Schools are anticipated to provide children with maximum physical and emotional safety and foster their full-fledged development. Thus, school shooting incidents are taken as unbearable tragedies, leading to substantial media attention. From my perspective, active attempts to rationalize and explain mass murderers’ behavior by attracting attention to their personal lives are not always productive. By this, mass media sources can unintentionally romanticize these lonely and rejected individuals whose mental instability eventually takes such terrible forms.
On the one hand, media coverage of the Columbine shootings, Sandy Hook shootings, and similar events can lead to positive social changes if the accents are placed on learning from the incident. As Kendall (2018) explains, aside from informational purposes, media attention to the Columbine Massacre was aimed at starting a productive dialogue and reporting research on the predictors of school violence, such as the number of enrolled students. This might exemplify crime prevention authorities’ genuine desire to take an objective look at such tragedies and explore factors and security systems’ deficiencies that support offenders in fulfilling their goals.
On the other hand, news article writers’ and reporters’ focus is sometimes narrowed to the offender’s personality traits, mental issues, acquaintances’ memories, and other personal facts. As I believe it can spark other mentally unstable people’s interest, encouraging them to develop a philosophy of mass murder and form groups to copy their idol’s violent behaviors.
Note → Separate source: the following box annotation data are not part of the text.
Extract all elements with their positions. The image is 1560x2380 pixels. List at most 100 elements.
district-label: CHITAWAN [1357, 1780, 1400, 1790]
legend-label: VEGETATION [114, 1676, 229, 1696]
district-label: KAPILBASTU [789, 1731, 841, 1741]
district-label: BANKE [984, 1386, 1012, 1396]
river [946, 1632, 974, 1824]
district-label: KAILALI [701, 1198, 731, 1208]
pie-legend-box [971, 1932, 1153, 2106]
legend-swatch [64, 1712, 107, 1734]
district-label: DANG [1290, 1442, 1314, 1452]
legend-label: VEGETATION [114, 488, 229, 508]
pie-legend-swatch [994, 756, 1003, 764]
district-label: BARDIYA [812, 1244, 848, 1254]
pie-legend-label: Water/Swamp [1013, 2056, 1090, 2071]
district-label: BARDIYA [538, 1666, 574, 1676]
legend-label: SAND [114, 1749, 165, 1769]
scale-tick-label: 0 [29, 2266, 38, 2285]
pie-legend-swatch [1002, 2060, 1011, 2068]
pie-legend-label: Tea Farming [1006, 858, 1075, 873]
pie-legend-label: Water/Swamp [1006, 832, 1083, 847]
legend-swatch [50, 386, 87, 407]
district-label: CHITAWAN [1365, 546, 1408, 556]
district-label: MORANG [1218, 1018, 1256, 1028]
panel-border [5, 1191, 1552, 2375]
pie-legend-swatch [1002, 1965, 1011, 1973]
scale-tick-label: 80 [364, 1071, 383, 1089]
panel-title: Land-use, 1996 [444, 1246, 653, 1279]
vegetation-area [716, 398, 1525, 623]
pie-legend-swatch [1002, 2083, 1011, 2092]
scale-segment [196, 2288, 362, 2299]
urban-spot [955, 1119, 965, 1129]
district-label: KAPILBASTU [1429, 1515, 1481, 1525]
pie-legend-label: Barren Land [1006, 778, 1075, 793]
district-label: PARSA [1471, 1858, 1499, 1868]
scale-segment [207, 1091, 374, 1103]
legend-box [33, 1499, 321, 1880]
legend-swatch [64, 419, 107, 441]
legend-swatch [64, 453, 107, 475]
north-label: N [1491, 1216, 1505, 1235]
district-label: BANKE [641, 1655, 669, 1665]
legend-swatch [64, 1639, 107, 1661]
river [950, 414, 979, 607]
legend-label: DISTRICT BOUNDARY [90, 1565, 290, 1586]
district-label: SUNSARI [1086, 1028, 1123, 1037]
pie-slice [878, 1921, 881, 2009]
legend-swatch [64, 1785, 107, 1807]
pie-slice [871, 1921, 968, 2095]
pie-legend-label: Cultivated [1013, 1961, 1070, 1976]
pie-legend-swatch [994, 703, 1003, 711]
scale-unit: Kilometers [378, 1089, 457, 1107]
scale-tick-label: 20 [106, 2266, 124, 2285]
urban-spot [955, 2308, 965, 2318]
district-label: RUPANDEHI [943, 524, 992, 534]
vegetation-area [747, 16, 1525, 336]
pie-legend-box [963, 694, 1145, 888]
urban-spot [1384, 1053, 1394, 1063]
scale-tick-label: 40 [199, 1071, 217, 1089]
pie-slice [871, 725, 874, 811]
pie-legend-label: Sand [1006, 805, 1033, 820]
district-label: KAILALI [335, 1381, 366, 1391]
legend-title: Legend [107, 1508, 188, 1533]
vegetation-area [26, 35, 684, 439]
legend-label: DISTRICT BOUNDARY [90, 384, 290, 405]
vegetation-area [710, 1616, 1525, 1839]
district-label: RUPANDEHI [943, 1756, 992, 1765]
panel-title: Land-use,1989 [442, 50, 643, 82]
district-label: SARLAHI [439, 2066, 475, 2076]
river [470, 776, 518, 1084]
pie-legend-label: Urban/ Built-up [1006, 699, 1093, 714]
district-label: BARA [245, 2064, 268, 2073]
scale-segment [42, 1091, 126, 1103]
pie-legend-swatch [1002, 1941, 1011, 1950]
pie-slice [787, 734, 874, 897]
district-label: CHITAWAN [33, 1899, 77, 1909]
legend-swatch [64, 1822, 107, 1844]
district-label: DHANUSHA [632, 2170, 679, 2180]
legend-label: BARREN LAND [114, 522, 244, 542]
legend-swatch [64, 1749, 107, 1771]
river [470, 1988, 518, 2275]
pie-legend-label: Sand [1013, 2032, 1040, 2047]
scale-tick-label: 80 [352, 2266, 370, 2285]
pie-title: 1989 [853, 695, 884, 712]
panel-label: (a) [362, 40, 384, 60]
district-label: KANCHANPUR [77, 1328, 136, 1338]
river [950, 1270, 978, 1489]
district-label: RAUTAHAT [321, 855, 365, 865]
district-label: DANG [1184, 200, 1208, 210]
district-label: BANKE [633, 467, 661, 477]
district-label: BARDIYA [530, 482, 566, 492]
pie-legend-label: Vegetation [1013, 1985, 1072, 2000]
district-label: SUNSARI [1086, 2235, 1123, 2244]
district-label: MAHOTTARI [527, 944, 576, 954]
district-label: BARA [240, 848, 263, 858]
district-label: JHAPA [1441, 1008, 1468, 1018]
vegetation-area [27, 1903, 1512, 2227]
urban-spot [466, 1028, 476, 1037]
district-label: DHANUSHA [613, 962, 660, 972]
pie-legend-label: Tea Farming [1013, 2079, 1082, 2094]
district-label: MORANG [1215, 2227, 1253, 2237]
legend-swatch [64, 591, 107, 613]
According to Kendall (2018), each school killing only “intensifies our fright and heightens our concern” regarding schools’ actual safety (p. 395). If the media attention to Columbine-like crimes is ubiquitous and emphasizes society’s uncontrollable fear, it might further provoke potential offenders to play on their community’s feelings and take vengeance for something. Based on psychotherapy research, the cases of obsession with mass murderers, including Columbine shooters, are not uncommon and can be correlated with the desire to join organized Islamic extremist movements (Suit, 2017). Therefore, my position is that extensive personality-centered media coverage can give people with mental illness or aggression control issues an idea that they have like-minded people, thus leading to links and communication between violent individuals and further crime.
References
Kendall, D. (2018). Sociology in our times: The essentials (11th ed.). Cengage Learning.
Suit, M. (2017). Dreaming of Columbine: Exploring an offender’s preoccupation with the Columbine Massacre. Psychoanalytic Psychotherapy, 31(4), 355-366. Web.